More broadly, in all these engagement efforts, Moscow has proved unable to overcome divisions among these foreign governments regarding how best to deal with Afghanistan, even among its closest allies. For example, while Russia is trying to beef up its CSTO alliance, Uzbekistan has quit that organization and is promoting a distinct 6+3 plan based on an expanded U.N. role. Meanwhile, China is hedging its bets by preparing to deal with the Taliban through the mediation of its close ally Pakistan. Even though each Central Asian state shares a deep history of political, economic, social, and cultural ties with Kabul (including a multitude of co-ethnics within the nations’ borders), each Central Asian government handles its relationship with Afghanistan primarily bilaterally, and often by pursuing  diverging policies. India and Pakistan both treat Afghanistan as an arena in which to compete for regional influence against the other. Iran, which partnered with Russia and India in the 1990s to strengthen the Northern Alliance against the Taliban, has also stood aloof from more recent Russian and other joint foreign initiatives in dealing with Afghanistan.

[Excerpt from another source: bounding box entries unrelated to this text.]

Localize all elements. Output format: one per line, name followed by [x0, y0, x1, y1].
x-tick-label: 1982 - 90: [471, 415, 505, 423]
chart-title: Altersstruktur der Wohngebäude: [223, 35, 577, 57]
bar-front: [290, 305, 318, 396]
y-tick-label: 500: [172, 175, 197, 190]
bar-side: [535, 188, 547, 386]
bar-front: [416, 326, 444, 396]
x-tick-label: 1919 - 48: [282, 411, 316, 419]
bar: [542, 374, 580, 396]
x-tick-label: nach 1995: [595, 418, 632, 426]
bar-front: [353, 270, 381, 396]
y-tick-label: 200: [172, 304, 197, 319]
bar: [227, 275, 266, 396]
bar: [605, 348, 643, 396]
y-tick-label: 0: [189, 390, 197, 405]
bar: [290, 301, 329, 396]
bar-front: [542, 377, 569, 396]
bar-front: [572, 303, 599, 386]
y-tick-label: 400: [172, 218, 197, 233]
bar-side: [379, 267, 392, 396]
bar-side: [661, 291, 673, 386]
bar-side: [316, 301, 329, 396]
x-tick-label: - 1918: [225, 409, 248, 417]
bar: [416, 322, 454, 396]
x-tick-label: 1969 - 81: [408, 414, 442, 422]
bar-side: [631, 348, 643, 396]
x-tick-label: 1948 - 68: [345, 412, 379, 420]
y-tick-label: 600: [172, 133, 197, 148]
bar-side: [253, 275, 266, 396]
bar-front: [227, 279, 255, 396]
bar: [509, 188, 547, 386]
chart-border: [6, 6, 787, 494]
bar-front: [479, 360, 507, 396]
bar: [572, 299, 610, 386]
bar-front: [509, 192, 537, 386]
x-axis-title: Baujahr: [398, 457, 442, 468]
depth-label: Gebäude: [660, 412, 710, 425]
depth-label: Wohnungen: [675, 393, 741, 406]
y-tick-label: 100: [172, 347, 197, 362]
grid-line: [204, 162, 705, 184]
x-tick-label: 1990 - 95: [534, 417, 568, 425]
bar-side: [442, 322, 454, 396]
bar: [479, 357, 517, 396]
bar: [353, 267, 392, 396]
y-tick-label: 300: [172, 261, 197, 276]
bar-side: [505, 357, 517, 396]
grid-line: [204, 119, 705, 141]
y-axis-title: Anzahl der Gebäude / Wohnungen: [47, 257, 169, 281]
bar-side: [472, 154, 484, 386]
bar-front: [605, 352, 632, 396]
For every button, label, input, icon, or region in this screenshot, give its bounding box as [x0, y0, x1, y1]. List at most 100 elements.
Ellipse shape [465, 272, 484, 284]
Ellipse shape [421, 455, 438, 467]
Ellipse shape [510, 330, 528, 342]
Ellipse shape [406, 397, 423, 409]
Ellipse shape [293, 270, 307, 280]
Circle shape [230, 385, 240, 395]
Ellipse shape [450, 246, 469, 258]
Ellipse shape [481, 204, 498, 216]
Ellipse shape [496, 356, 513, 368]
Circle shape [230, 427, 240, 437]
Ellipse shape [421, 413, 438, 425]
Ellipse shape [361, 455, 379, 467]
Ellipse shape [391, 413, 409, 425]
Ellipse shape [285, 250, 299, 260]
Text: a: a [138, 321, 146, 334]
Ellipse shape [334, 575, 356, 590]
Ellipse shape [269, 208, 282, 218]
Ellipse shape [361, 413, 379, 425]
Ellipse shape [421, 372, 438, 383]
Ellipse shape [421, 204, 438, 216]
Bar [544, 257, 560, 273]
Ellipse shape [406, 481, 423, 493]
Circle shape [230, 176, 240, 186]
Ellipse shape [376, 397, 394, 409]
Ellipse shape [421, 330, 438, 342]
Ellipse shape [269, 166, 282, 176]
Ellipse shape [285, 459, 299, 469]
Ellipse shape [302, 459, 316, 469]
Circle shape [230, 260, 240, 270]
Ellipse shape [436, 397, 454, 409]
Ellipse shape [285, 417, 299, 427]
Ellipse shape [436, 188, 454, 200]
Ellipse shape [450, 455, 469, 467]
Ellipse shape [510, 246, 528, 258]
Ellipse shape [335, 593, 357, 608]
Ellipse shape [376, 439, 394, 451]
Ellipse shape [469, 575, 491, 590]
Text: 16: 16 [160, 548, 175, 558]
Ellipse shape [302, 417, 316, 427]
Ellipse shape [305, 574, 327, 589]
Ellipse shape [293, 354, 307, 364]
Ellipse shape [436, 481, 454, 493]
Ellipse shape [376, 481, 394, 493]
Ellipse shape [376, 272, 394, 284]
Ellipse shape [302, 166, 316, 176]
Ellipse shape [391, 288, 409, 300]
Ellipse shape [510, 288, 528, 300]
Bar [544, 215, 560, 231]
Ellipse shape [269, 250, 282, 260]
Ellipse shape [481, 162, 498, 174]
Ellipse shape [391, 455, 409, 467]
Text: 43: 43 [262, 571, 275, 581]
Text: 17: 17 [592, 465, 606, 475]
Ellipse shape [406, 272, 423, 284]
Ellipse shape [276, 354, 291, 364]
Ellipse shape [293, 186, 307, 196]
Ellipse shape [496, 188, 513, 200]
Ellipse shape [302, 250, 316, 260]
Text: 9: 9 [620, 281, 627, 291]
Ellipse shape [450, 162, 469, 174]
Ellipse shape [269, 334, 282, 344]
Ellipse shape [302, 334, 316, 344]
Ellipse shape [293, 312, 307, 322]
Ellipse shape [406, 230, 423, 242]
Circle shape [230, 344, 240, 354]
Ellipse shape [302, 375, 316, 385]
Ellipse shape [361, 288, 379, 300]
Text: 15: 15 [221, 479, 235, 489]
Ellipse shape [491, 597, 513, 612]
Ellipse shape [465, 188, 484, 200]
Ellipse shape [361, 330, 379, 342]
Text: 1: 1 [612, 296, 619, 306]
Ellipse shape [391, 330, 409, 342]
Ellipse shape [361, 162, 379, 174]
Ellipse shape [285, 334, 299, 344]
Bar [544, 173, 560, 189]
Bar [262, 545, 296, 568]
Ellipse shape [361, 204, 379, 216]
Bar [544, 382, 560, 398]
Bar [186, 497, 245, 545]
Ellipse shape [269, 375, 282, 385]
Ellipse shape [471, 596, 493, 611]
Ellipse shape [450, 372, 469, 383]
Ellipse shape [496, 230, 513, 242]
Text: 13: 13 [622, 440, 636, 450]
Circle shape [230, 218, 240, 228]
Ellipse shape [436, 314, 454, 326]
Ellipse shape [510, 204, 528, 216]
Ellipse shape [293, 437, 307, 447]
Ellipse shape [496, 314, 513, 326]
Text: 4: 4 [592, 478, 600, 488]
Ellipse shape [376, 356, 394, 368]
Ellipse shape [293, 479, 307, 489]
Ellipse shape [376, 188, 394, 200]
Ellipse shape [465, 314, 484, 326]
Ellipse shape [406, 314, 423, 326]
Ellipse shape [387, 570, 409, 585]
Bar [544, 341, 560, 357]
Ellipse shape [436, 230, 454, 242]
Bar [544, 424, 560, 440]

Finally, Russian officials are prudently hedging against a failure of these strategies by developing options to support the re-creation of ethnically based mini-states in northern Afghanistan designed, as in the 1990s, to serve as a buffer between the Taliban, whose strength is in the Pashtun regions of southern Afghanistan, and neighboring Central Asian countries. For example, Russian Defense Minister Sergei Shoigu has suggested creating “territorial formations” within Afghanistan to bolster CSTO border security. In May 2014, Igor Sergun, director of the Main Intelligence Directorate of the Russian General Staff, has said that the Russian military estimates the possibility of Afghanistan breaking up into ethnic enclaves backed by foreign powers at 31 percent.

Russian officials have responded skeptically to President Barack Obama’s decision, announced last month, to request that almost 10,000 U.S. soldiers remain in Afghanistan in 2015 and 5,000 the following year, with perhaps half as many NATO troops accompanying them. Russia’s U.N. ambassador, Vitaly Churkin, has complained that the new withdrawal timetable was schedule- rather than conditions-based, with U.S. forces ending their Afghan mission in 2015 regardless of the situation on the ground. Yet Russian officials have called on Afghan politicians to renew their Bilateral Security Agreement with the United States so that American troops can remain in Afghanistan after this year. At the May 23- 24 Moscow International Security Conference, the Russian speakers criticized the U.S. military effort in Afghanistan but also reluctantly wanted the Western military campaign against the Taliban to continue beyond 2014. Perhaps the Kremlin is waiting to see whether the next Afghan president will sign the BSA, and whether the Obama administration will actually carry through on its troop proposal or, as with Syria and Iran, dilute it in the face of Afghan or congressional resistance.